Macbeth en chapka

Lady Macbeth de Mzensk

(c) Bernd Uhlig / Onp

Toujours hanté par ses thèmes récurrents à la manière des fantomachies qu’il affectionne, Krzysztof Warlikowski aiguise avec brio sa grammaire dramaturgique et nous offre l’une des meilleures mises en scène que l’Opéra-Bastille ait connues depuis longtemps.

L’opéra de Chostakovitch exige un effort de traduction incommensurable. Ouvrage postrévolutionnaire contant les mésaventures d’une bourgeoise dans un xixe siècle tsariste, elles-mêmes inspirées d’une lecture de Shakespeare passée au filtre d’un optimisme dostoïevskien, la pièce est une œuvre de la contradiction.
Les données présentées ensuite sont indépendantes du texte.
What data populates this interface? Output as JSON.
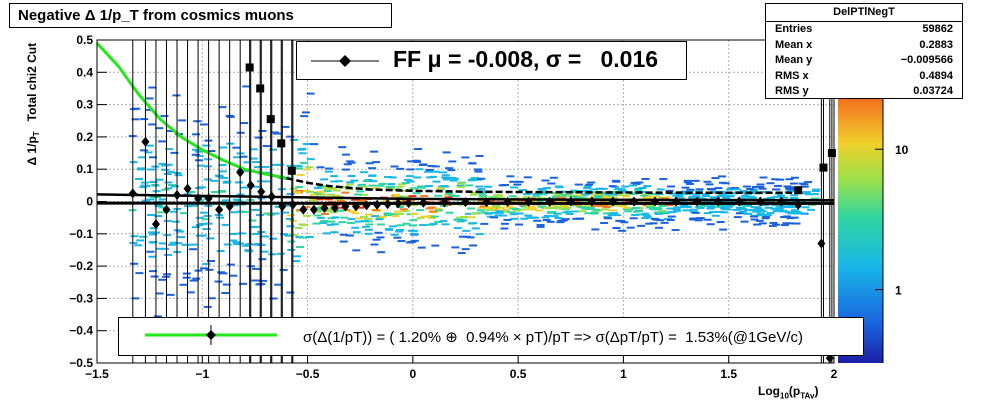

La violence n’est pas une épée de Damoclès vaguement conceptuelle mais s’infiltre partout. Ombre du plus froid des monstres froids, elle irradie aussi au travers de chaque individu, fourbu et désillusionné. Depuis cet Est européen souvent dissocié et incompris du reste du Grand Continent, « Lady Macbeth de Mzensk » plonge en nous un regard acéré ; un regard désespéré mêlé à d’ultimes fragments d’espoir, dirait Czeslaw Milosz.

Plutôt que d’arrondir les angles, Krzysztof Warlikowski choisit au contraire d’affronter cet opéra dans toute sa matérialité. Il évite, ce faisant, une lecture d’idéologue façon traduttore traditore. Les points de tension, les dynamiques de conflit ne sont jamais à sens unique. Voici le peuple opprimé lui-même oppresseur ; la femme martyrisée elle-même criminelle. Chaque victime devient bourreau – souvent le sien propre. En exposant ces saillies de brutalité sur un ton tout aussi cru, le metteur en scène rend possible leur dépassement. Du chaos et de la désespérance naît une terrible forme de sublime. La prison dorée dans laquelle se trouve enfermée Katerina, astucieux espace dans l’espace, à la fois offert aux yeux de tous et fermement tenu sous verrous, intensifie ses passions et accélère l’avènement du drame.

Mais il n’est pas suffisant de représenter une image du chaos ; encore faut-il le faire réellement surgir. L’escalade haletante de l’hubris est magnifiée par le développement du décor. Celui-ci devient, notamment à l’acte III, un personnage à part entière. Pour tisser ce faisceau de sens, Warlikowski s’amuse à convier des univers épars, proposant ainsi des variations de ce que représente la matérialité du théâtre lui-même. Des scènes de cirque ou des clins d’œil à Feydeau côtoient, entre autres choses, un univers numérique aux allures fantastiques animé par Kamil Polak. Utilisées avec beaucoup de parcimonie, les vidéos agencées par Denis Guéguin évoquent avec sobriété mais efficacité la dure réalité de la société russe, les affres de sa politique et les tourments métaphysiques de son peuple.

Bien entendu, il fut impossible de faire les louanges de pareille réussite sans le talent des musiciens. L’orchestre de l’Opéra national, sous la baguette d’Ingo Metzmacher, d’ores et déjà entré en collaboration avec le metteur en scène pour « Le Château de Barbe-Bleue » et « La Voix humaine », offre une performance très juste, particulièrement saisissante sur le plan des jeux de dynamiques et de timbres. Sur scène, l’ensemble des rôles solistes et du chœur se laisse entraîner par la performance extraordinaire du duo de tête : Pavel Cernoch et Ausriné Stundyté nous foudroient grâce à des voix impeccables et à un jeu inouï qui – il faut au moins l’espérer – pourra en inspirer d’autres. Aussi bouleversante dans ses scènes de furie que pénétrante lors de longues traversées vocales pathétiques, jouant avec justesse sur le fil de l’émotion, Ausriné Stundyté nous aura prouvé que, à l’est, les écoles de chant ont bien évidemment encore et toujours à nous apprendre.